Greenplum parallel file distribution program (gpfdist)

The Greenplum Connector stage exchanges data with the Greenplum server by using the Greenplum file distribution program, which is called gpfdist.

The gpfdist program runs on the database client, and it must be installed on the InfoSphere Information Server engine tier computer. For data to be transferred by using the gpfdist protocol, a network route must be present to enable bidirectional access by using an IP address and optionally the presence of a DNS server to facilitate the name resolution. The connector invokes a gpfdist process on every physical computer node and creates the external table. The host of the external table data is identified by the fastname entry in the parallel engine configuration file ($APT_CONFIG_FILE). In order for the connector to invoke gpfdist on each engine tier, the location of gpfdist(%GPHOME_LOADERS%\bin) must be in the system path. In addition, the location of gpfdist dependent libraries (%GPHOME_LOADERS%\lib) must be in the system library path. On Windows, the system environment variable PATH is updated in the Advanced system settings.
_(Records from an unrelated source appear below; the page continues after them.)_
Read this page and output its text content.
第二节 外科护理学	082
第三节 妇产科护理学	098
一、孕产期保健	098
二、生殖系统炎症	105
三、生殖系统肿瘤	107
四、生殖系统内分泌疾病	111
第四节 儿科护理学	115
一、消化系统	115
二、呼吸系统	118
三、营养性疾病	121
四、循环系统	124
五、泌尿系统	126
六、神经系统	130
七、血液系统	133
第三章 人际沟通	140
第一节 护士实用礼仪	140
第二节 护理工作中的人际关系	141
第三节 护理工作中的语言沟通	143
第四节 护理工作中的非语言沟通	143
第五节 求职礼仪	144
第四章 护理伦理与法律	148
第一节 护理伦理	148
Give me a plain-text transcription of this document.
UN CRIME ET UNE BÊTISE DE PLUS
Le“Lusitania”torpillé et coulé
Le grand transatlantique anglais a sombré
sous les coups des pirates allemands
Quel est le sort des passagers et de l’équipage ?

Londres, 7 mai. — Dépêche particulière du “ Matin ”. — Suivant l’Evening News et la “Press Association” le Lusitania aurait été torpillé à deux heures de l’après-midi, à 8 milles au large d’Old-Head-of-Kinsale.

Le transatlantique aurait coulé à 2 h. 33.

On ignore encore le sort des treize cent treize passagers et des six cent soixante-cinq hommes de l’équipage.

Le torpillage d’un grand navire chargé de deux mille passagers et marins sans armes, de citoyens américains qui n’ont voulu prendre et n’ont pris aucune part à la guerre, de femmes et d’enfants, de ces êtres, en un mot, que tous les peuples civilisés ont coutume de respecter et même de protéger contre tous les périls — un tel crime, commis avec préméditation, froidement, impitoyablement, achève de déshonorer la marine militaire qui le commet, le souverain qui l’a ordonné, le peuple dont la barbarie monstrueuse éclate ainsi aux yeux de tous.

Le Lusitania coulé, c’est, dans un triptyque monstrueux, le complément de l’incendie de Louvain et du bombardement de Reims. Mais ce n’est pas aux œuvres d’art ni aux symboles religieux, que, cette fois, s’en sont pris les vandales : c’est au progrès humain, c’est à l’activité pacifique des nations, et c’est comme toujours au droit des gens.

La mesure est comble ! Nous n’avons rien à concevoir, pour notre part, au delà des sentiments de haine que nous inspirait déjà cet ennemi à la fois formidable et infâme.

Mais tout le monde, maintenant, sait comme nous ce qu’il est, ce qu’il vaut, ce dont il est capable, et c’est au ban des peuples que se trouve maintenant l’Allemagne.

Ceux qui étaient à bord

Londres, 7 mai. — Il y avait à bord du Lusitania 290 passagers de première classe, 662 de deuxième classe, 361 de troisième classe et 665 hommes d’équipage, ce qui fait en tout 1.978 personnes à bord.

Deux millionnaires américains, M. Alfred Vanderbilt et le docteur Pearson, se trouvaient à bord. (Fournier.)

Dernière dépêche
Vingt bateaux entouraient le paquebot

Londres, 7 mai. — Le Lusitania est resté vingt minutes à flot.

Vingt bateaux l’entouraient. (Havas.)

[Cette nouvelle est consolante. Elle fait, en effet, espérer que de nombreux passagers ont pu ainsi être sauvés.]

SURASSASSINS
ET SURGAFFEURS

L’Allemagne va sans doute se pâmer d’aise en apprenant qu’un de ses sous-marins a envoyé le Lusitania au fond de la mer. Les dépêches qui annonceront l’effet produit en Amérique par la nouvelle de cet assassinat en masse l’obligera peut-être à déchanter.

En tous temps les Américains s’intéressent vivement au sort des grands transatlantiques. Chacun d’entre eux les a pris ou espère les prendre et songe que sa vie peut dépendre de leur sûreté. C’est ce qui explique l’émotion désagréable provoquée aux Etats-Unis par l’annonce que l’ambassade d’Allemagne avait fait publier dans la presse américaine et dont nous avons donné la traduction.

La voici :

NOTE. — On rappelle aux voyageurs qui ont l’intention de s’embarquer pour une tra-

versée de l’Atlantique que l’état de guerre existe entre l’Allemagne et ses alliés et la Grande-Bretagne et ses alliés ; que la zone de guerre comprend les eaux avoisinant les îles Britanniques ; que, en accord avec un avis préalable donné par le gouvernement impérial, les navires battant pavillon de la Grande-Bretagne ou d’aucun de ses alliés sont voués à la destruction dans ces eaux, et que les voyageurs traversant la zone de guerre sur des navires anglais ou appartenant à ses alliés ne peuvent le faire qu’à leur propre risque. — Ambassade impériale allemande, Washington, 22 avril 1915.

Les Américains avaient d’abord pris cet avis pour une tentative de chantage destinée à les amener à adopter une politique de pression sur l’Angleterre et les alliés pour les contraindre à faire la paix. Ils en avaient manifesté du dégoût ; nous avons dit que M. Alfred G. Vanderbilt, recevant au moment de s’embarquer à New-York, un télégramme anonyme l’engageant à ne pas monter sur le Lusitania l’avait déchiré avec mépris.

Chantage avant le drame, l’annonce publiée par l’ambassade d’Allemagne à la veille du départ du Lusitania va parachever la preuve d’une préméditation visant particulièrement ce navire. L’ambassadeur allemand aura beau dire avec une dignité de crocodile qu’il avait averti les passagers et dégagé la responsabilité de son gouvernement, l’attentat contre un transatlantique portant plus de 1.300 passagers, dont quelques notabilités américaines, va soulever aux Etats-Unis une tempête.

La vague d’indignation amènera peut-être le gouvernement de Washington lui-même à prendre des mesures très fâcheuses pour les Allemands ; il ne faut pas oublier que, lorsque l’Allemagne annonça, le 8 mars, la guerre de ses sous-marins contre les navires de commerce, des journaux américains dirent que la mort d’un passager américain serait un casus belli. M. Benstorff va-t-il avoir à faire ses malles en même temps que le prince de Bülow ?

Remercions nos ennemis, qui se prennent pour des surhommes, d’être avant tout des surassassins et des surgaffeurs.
On Linux, the PATH environment variable is updated in the dsenv script. 
Note: On Windows, the Greenplum installer adds %GPHOME_LOADERS%\bin and %GPHOME_LOADERS%\lib to the PATH system environment variable. Verify that these directories are in the PATH.

For manually adding %GPHOME_LOADERS%\bin and %GPHOME_LOADERS%\lib to the PATH system environment variable see the topic on setting the library path environment variable.